Pour Pascale Marie, directrice du Syndicat de la presse magazine et d'information (SMPI), «les éditeurs estiment que les coûts de la distribution sont compétitifs par rapport à nos voisins européens». Mais il faut, selon elle, aménager le système coopératif hérité de la loi Bichet par une nouvelle gouvernance en fonction du poids de chaque éditeur. Elle réfléchit aussi à demander une «sanctuarisation» des points de vente en centre ville, même si les loyers y sont prohibitifs.
Pour le Syndicat de la presse quotidienne nationale (SPQN), l'essentiel est de lever des verrous et de donner un coup d'accélérateur à la réforme des NMPP. Parfois, il s'agit simplement de sensibiliser les maires de France au bénéfice qu'ils peuvent retirer d'un bon maillage des kiosques.
Aides à la presse: la fin du saupoudrage?
C'est une autre pierre d'achoppement possible entre les professionnels. Le rapport rendu récemment par Danièle Giazzi, secrétaire nationale de l'UMP (lire l'encadré), propose de recentrer les aides de l'Etat sur la presse d'information politique et générale. De même, la TVA à taux réduit (2,1%) pourrait-elle être circonscrite à certaines familles de presse, quitte à étendre son application aux sites Web? Cela n'inquiète pas outre mesure Pascale Marie, du SPMI, qui rappelle que les aides postales en Belgique ou fiscales en Grande-Bretagne ne comportent «quasiment aucune obligation de contenu».
Reste que le système des aides peut être réformé alors que l'enveloppe annoncée pour 2009 dans le projet de loi de finances (284,5 millions d'euros) baissera par rapport à 2008 (288 millions d'euros). L'aide à la modernisation de la fabrication passe notamment de 30 à 24,7 millions d'euros. Faut-il demander plus? «Je ne pense pas que nous soyons dans un contexte qui nécessite autant de subventions, commente Vincent de Bernardi, du SPQR. Il ne faut pas plus d'aides, mais il faudrait qu'elles soient mieux ciblées, mieux réparties et mieux contrôlées.»
Au Syndicat national des journalistes (SNJ), Dominique Pradalié estime que «l'argent ne va qu'aux riches, c'est-à-dire aux magazines». Face au maquis des aides directes et indirectes, le syndicat demande une remise à plat de ces enveloppes et la possibilité de siéger, paritairement, dans les commissions d'attribution. Sans oublier les critères sociaux: «Il faudrait que l'employeur s'engage à respecter les chartes de déontologie et le droit social.»

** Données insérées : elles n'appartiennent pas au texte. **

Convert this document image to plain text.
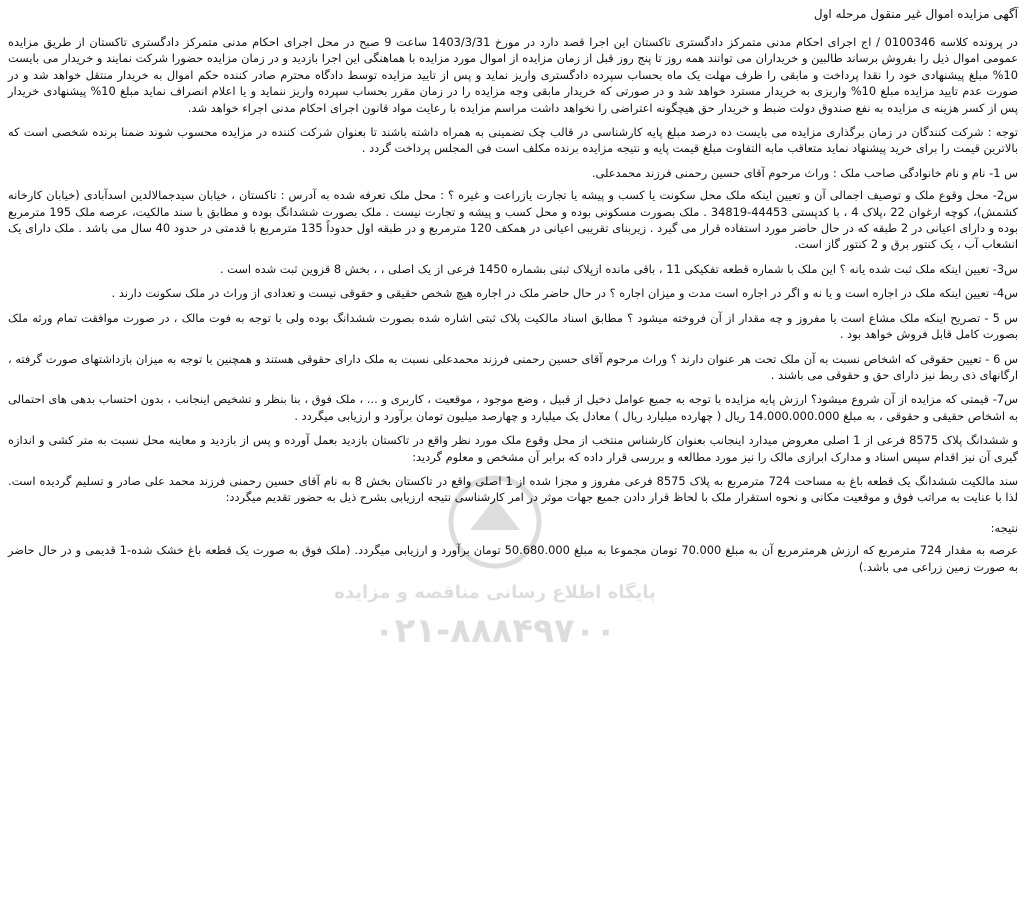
آگهی مزایده اموال غیر منقول مرحله اول

در پرونده کلاسه 0100346 / اج اجرای احکام مدنی متمرکز دادگستری تاکستان این اجرا قصد دارد در مورخ 1403/3/31 ساعت 9 صبح در محل اجرای احکام مدنی متمرکز دادگستری تاکستان از طریق مزایده عمومی اموال ذیل را بفروش برساند طالبین و خریداران می توانند همه روز تا پنج روز قبل از زمان مزایده از اموال مورد مزایده با هماهنگی این اجرا بازدید و در زمان مزایده حضورا شرکت نمایند و خریدار می بایست 10% مبلغ پیشنهادی خود را نقدا پرداخت و مابقی را ظرف مهلت یک ماه بحساب سپرده دادگستری واریز نماید و پس از تایید مزایده توسط دادگاه محترم صادر کننده حکم اموال به خریدار منتقل خواهد شد و در صورت عدم تایید مزایده مبلغ 10% واریزی به خریدار مسترد خواهد شد و در صورتی که خریدار مابقی وجه مزایده را در زمان مقرر بحساب سپرده واریز ننماید و یا اعلام انصراف نماید مبلغ 10% پیشنهادی خریدار پس از کسر هزینه ی مزایده به نفع صندوق دولت ضبط و خریدار حق هیچگونه اعتراضی را نخواهد داشت مراسم مزایده با رعایت مواد قانون اجرای احکام مدنی اجراء خواهد شد.

توجه : شرکت کنندگان در زمان برگذاری مزایده می بایست ده درصد مبلغ پایه کارشناسی در قالب چک تضمینی به همراه داشته باشند تا بعنوان شرکت کننده در مزایده محسوب شوند ضمنا برنده شخصی است که بالاترین قیمت را برای خرید پیشنهاد نماید متعاقب مابه التفاوت مبلغ قیمت پایه و نتیجه مزایده برنده مکلف است فی المجلس پرداخت گردد .

س 1- نام و نام خانوادگی صاحب ملک : وراث مرحوم آقای حسین رحمنی فرزند محمدعلی.

س2- محل وقوع ملک و توصیف اجمالی آن و تعیین اینکه ملک محل سکونت یا کسب و پیشه یا تجارت یازراعت و غیره ؟ : محل ملک تعرفه شده به آدرس : تاکستان ، خیابان سیدجمالالدین اسدآبادی (خیابان کارخانه کشمش)، کوچه ارغوان 22 ،پلاک 4 ، با کدپستی 44453-34819 . ملک بصورت مسکونی بوده و محل کسب و پیشه و تجارت نیست . ملک بصورت ششدانگ بوده و مطابق با سند مالکیت، عرصه ملک 195 مترمربع بوده و دارای اعیانی در 2 طبقه که در حال حاضر مورد استفاده قرار می گیرد . زیربنای تقریبی اعیانی در همکف 120 مترمربع و در طبقه اول حدوداً 135 مترمربع با قدمتی در حدود 40 سال می باشد . ملک دارای یک انشعاب آب ، یک کنتور برق و 2 کنتور گاز است.

س3- تعیین اینکه ملک ثبت شده یانه ؟ این ملک با شماره قطعه تفکیکی 11 ، باقی مانده ازپلاک ثبتی بشماره 1450 فرعی از یک اصلی ، ، بخش 8 قزوین ثبت شده است .

س4- تعیین اینکه ملک در اجاره است و یا نه و اگر در اجاره است مدت و میزان اجاره ؟ در حال حاضر ملک در اجاره هیچ شخص حقیقی و حقوقی نیست و تعدادی از وراث در ملک سکونت دارند .

س 5 - تصریح اینکه ملک مشاع است یا مفروز و چه مقدار از آن فروخته میشود ؟ مطابق اسناد مالکیت پلاک ثبتی اشاره شده بصورت ششدانگ بوده ولی با توجه به فوت مالک ، در صورت موافقت تمام ورثه ملک بصورت کامل قابل فروش خواهد بود .

س 6 - تعیین حقوقی که اشخاص نسبت به آن ملک تحت هر عنوان دارند ؟ وراث مرحوم آقای حسین رحمنی فرزند محمدعلی نسبت به ملک دارای حقوقی هستند و همچنین با توجه به میزان بازداشتهای صورت گرفته ، ارگانهای ذی ربط نیز دارای حق و حقوقی می باشند .

س7- قیمتی که مزایده از آن شروع میشود؟ ارزش پایه مزایده با توجه به جمیع عوامل دخیل از قبیل ، وضع موجود ، موقعیت ، کاربری و ... ، ملک فوق ، بنا بنظر و تشخیص اینجانب ، بدون احتساب بدهی های احتمالی به اشخاص حقیقی و حقوقی ، به مبلغ 14.000.000.000 ریال ( چهارده میلیارد ریال ) معادل یک میلیارد و چهارصد میلیون تومان برآورد و ارزیابی میگردد .

و ششدانگ پلاک 8575 فرعی از 1 اصلی معروض میدارد اینجانب بعنوان کارشناس منتخب از محل وقوع ملک مورد نظر واقع در تاکستان بازدید بعمل آورده و پس از بازدید و معاینه محل نسبت به متر کشی و اندازه گیری آن نیز اقدام سپس اسناد و مدارک ابرازی مالک را نیز مورد مطالعه و بررسی قرار داده که برابر آن مشخص و معلوم گردید:

سند مالکیت ششدانگ یک قطعه باغ به مساحت 724 مترمربع به پلاک 8575 فرعی مفروز و مجزا شده از 1 اصلی واقع در تاکستان بخش 8 به نام آقای حسین رحمنی فرزند محمد علی صادر و تسلیم گردیده است. لذا با عنایت به مراتب فوق و موقعیت مکانی و نحوه استقرار ملک با لحاظ قرار دادن جمیع جهات موثر در امر کارشناسی نتیجه ارزیابی بشرح ذیل به حضور تقدیم میگردد:

نتیجه:

عرصه به مقدار 724 مترمربع که ارزش هرمترمربع آن به مبلغ 70.000 تومان مجموعا به مبلغ 50.680.000 تومان برآورد و ارزیابی میگردد. (ملک فوق به صورت یک قطعه باغ خشک شده-1 قدیمی و در حال حاضر به صورت زمین زراعی می باشد.)

پایگاه اطلاع رسانی مناقصه و مزایده
۰۲۱-۸۸۸۴۹۷۰۰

De son côté, François d'Orcival, président du Syndicat de la presse magazine d'opinion (SPMO), appelle à la consolidation des capitaux propres des entreprises de presse par un aménagement de la législation sur le mécénat: «Son application ne permet pas réellement aux dons de lecteurs d'être exonérés à hauteur de 60% de leur souscription.»
Droits d'auteur et numérique: touche pas à mon statut
La question du basculement de la presse vers le numérique sera bien sûr au centre des Etats généraux. Mais la prise en compte de ce nouveau modèle économique induit une refonte du statut de journaliste. En clair, démarquer le professionnel de l'information du support papier. «Il faut que les contenus puissent être transférés d'un support à l'autre le plus rapidement et le plus simplement possible", plaide Vincent de Bernardi (SPQR).
Mais à l'heure où Internet implique réactivité et production propre, les éditeurs estiment aussi nécessaire d'en finir avec des droits d'auteurs adaptés à la simple réexploitation d'articles papiers sur le Web. «Il est absolument nécessaire que les journalistes reconnaissent qu'il peut y avoir cession de leurs droits, afin de rester compétitifs face aux “pure players” de l'Internet", estime Pascale Marie (SPMI).
Une position qui fait bondir les syndicats des journalistes. «Les droits d'auteur font partie de notre statut. Ils induisent que nous avons un droit moral sur notre œuvre. Si nous ne sommes plus des auteurs, pourquoi les clauses de conscience ou de cession nous seraient-elles applicables?, lance Dominique Candille, du SNJ-CGT. En remettant en cause notre statut, on veut nous ériger en communicants, voire en simples porte-plumes.» Une opinion partagée par Dominique Pradalié, du SNJ: «En touchant aux droits d'auteur, c'est à nos droits moraux que les éditeurs veulent s'attaquer. Economiquement, la charge est plutôt faible: entre 100 à 700 euros par an.»